Epic sued over software allegedly double-billing for anesthesia

Twitter icon
Facebook icon
LinkedIn icon
e-mail icon
Google icon
 - Epic logo

A newly unsealed lawsuit claims billing software made by Epic Systems has caused hundreds of hospitals to double-bill Medicaid and Medicare for anesthesia services which could have resulted in hundreds of millions of dollars in improper claims to CMS.

The plaintiff in the suit is Geraldine Petrowski, who worked as a supervisor of physician coding at Raleigh, North Carolina-based WakeMed Health from 2008 to 2014. She was trained on Epic’s Resolute Billing Charge Capture system in 2012 ahead of its implementation at WakeMed. According to the suit she filed in 2015, she discovered Epic didn’t adjust the software to 2012 CMS standards on how to bill for anesthesia services. The default setting is to charge for both the “base units” to be reported on the claim form—which CMS had said shouldn’t be included—as well as the actual time a physician had taken on the procedure.

When the issue was brought to Epic’s attention, Petrowski claimed its response was “all other hospitals are billing base units,” and said it had built other systems the same way. Eventually, Epic supposedly modified the software just for WakeMed and the lawsuit alleged it’s “probable” that most facilities using Epic’s Resolute Billing Charge Capture are double billing for anesthesia services.

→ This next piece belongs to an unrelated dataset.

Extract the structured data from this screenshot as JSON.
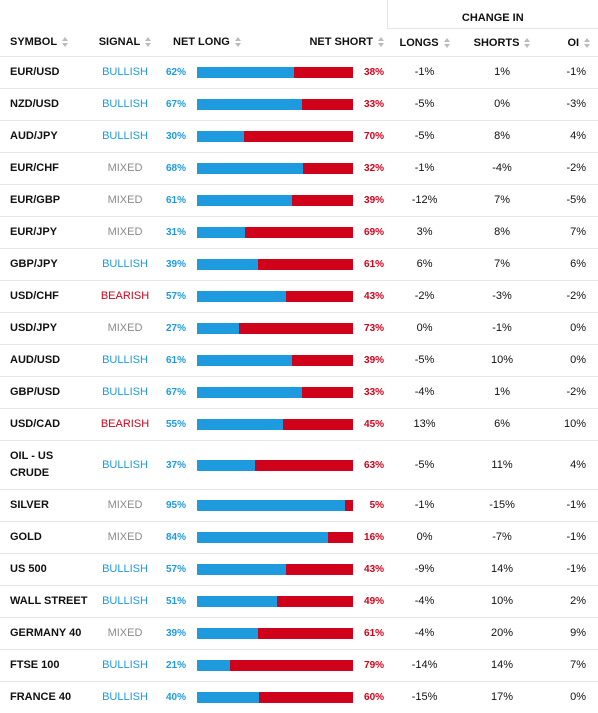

“This unlawful billing protocol has resulted in the presentation of hundreds of millions of dollars in fraudulent bills for anesthesia services being submitted to Medicare and Medicaid as false claims,” the lawsuit said.

Included as exhibits in the complaint were the list of hundreds of hospitals and health systems which use the software as well as a bill from MD Anderson Cancer Center which allegedly shows the Epic software improperly billed for two extra hours of anesthesia on a prostate removal procedure.

For each violation of the False Claims Act, a defendant would be liable for treble damages and penalties of up to $10,000 for each false claim.

Unlike other whistleblower lawsuits, the U.S. Department of Justice declined to join the case, which was noted by an Epic spokesperson who denied the allegations.

“The plaintiff’s assertions represent a fundamental misunderstanding of how claims software works,” the spokesperson said in a statement.